Am Fuße des Ochsenkopfs wurden nun seine bisherigen Sammlungen mit der »Halle III« zu einer Museums-Trilogie im Städtchen Fichtelberg ergänzt. Platz genügend ist vorhanden, um jedes Exponat in seiner individuellen Wirkung und Wichtigkeit zur Entfaltung kommen zu lassen. Insgesamt stehen inzwischen über 500 Exponate mit zwei, drei- oder vier Rädern, mit und ohne Flügel, als Zeugnisse technischer Entwicklung ab 1896 bis in die späten 80er-Jahre in gepflegter Umgebung nebeneinander. Wo das durch große Fensterflächen einer ehemaligen Textilfabrik hereinströmende Tageslicht Lücken aufweist, ist für entsprechende künstliche Beleuchtung gesorgt: Nichts bleibt verborgen. Sohn Konstantin hat inzwischen den »Chefsessel« von Vater Perry übernommen.

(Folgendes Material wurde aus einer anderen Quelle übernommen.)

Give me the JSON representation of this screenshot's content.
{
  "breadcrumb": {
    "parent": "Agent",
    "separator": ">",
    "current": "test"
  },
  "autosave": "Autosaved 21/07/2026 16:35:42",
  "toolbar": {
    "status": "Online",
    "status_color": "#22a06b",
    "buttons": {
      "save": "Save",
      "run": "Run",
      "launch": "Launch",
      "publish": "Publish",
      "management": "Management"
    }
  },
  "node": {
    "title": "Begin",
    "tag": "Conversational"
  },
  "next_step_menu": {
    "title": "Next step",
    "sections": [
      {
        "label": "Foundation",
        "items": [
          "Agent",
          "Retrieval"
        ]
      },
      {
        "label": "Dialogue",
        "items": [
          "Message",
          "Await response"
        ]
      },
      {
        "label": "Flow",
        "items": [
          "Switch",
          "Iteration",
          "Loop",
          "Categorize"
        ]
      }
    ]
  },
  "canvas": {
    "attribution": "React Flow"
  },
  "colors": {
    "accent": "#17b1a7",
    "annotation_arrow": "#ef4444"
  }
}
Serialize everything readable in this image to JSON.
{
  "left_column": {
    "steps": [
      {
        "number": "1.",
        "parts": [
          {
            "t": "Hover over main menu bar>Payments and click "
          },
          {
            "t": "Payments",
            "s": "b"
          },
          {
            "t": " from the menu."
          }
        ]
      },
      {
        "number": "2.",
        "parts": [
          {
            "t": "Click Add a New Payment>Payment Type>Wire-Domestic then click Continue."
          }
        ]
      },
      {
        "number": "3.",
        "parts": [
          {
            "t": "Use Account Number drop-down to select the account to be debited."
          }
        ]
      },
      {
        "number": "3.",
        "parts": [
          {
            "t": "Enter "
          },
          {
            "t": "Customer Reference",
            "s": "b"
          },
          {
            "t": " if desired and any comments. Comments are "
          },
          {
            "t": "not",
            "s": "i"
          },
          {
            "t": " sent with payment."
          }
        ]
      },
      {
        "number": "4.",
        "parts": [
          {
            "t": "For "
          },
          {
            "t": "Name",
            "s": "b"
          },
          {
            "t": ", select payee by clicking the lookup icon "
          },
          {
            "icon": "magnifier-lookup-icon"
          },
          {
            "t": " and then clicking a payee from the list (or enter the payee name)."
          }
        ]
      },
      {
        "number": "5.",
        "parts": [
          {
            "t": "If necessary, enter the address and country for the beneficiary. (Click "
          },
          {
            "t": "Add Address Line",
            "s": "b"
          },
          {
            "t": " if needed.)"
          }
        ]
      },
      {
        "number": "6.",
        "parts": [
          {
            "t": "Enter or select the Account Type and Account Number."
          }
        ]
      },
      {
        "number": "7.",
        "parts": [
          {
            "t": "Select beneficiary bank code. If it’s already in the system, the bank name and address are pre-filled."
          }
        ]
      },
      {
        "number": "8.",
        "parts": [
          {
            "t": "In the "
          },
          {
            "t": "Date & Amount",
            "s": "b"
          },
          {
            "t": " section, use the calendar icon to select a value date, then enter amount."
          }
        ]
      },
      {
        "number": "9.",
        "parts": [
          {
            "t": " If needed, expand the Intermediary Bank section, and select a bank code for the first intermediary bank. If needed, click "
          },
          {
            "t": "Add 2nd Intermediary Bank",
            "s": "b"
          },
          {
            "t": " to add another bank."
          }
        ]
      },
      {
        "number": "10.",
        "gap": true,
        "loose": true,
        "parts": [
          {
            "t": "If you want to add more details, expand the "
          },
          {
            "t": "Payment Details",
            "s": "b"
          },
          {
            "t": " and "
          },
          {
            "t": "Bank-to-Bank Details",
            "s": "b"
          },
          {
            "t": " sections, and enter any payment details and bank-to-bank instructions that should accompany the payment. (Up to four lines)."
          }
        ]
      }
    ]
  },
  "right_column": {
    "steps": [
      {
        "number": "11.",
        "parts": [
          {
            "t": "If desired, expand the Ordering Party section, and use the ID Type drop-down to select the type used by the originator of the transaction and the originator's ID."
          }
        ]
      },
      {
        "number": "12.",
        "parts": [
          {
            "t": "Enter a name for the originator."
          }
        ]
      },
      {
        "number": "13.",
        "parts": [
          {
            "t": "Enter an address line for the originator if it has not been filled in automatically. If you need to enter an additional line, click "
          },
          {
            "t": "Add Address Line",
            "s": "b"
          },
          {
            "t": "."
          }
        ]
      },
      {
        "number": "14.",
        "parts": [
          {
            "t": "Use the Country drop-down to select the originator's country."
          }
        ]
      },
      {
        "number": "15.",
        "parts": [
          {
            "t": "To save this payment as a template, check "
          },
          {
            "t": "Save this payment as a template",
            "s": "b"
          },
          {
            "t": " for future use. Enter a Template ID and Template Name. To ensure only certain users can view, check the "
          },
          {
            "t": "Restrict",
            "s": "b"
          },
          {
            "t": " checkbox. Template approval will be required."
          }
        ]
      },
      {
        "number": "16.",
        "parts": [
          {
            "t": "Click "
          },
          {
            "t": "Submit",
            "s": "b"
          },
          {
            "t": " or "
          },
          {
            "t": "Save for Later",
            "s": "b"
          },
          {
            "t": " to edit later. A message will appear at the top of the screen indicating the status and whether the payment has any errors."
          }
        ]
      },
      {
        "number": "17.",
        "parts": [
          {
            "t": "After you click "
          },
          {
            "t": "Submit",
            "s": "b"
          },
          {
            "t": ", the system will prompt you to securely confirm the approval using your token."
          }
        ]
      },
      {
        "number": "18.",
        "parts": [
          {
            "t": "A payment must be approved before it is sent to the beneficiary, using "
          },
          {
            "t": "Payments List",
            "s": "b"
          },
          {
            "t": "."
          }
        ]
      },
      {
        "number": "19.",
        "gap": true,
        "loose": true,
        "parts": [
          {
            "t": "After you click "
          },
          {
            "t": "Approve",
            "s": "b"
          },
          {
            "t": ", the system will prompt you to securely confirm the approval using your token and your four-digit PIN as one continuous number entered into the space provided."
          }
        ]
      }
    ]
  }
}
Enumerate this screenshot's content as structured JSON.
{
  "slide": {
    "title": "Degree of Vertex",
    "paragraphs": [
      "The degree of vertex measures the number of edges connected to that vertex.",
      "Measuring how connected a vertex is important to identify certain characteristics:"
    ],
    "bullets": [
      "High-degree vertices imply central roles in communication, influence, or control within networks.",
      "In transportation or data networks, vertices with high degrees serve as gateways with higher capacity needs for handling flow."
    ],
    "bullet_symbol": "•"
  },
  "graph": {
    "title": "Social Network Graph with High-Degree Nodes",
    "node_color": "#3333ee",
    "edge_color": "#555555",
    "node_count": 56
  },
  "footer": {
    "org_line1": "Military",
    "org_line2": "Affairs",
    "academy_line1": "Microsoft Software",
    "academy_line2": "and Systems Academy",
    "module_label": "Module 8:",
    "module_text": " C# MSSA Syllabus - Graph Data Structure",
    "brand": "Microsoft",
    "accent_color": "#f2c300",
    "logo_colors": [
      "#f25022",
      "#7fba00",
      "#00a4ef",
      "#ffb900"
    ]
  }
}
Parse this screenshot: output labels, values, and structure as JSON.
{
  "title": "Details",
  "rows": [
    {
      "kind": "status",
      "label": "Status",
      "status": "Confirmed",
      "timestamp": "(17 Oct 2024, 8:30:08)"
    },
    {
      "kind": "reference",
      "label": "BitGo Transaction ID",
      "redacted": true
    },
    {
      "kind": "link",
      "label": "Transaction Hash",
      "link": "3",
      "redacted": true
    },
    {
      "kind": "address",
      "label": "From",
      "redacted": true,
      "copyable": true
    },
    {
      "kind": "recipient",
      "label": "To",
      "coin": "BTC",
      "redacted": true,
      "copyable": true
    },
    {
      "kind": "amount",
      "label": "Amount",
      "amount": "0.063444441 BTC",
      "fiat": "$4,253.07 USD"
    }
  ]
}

Halle III also. Sie beginnt mit einem Schaulaufen einer riesigen Zweitakt-Motorradkollektion, die sich mit Patina, Charme und umfangreicher Entwick-lungshistorie darbietet. Dann der letzte Quertrakt in Halle III: Er ist den schönen Italienerinnen der 60er- und 70er-Jahre gewidmet. Jenen seltenen Exemplaren vor allem kleinerer Design-Schmieden, deren Namen schon zu ihren Zeiten bei Liebhabern die Zungen haben schnalzen lassen.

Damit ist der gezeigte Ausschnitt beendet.